Felt contacted Woodward by inking a clock face on page 20 of that day's New York Times.
I felt in 2005 his family was doing him no favor by trying to cash in to pay his mounting bills.
I feared his legacy's pendulum could easily swing from hero to villain with his motives laid bare.
Woodward, Bernstein and Post Executive Editor Ben Bradlee promised not to reveal Deep Throat's secret identity until he died.
"We've kept that secret because we keep our word," said Woodward, Post assistant managing editor, who met Felt in 1970 while a Navy lieutenant and courier making deliveries to the White House.
Woodward knew Felt's family was at least considering going public because they approached him about dropping the bombshell in a book.
Woodward said his reservations stemmed from Felt's mental condition.
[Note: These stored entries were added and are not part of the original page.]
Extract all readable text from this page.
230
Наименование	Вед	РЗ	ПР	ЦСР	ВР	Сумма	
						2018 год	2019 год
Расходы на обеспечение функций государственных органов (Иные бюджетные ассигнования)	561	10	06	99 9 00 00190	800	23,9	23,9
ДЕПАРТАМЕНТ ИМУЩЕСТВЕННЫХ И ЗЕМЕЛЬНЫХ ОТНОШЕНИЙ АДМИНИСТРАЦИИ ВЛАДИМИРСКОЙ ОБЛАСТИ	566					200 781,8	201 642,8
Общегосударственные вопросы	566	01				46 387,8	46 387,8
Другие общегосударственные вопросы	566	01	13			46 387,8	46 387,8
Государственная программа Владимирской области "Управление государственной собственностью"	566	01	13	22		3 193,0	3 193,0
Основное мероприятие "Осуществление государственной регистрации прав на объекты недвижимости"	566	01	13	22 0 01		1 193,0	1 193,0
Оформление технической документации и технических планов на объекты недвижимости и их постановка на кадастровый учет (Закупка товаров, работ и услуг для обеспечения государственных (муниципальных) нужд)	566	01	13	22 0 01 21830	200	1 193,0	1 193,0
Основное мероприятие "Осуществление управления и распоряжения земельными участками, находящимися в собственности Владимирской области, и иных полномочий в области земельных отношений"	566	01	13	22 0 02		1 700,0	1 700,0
He wondered whether his source was competent to release him from their longstanding agreement.
Ultimately, Woodstein continued to protect their source.
"(The Felt family and their lawyer) revealed him as the source. We confirmed it," said Executive Editor Leonard Downie Jr.
So it wasn't Diane Sawyer, Henry Kissinger or Pat Buchanan, among the household names bandied about over the years.
John Dean, who tried to cover up Watergate for Nixon, frequently fanned speculation.
I think the last time this long-running parlor game appeared in this space before 2005 was when an investigative reporting class at the University of Illinois sleuthed out definitively that deputy White House counsel Fred Fielding was Deep Throat to worldwide publicity.
Another magazine, Atlantic, concluded in a 1992 piece by Jim Mann that Deep Throat "could well have been Mark Felt."
Felt wrote indignantly in his own 1979 memoir, The FBI Pyramid, "I never leaked information to Woodward and Bernstein or to anyone else!"
In 1980, Felt was indicted and convicted of conspiring to violate the civil rights of Weather Underground dissidents.
President Ronald Reagan pardoned him.
If your mother says she loves you, check it out: That's the first thing you learn in journalism school. Don't trust your memory ought to be second.
Mine failed me writing about the District Judge succession.
I should have looked it up.
Steg Legnell of Dowagiac was on the bench for a decade, from 1969-1978, but he lost that November election to Herm Saitz, who resigned in 1979.
Thanks to Burke Webb for bringing this to my attention.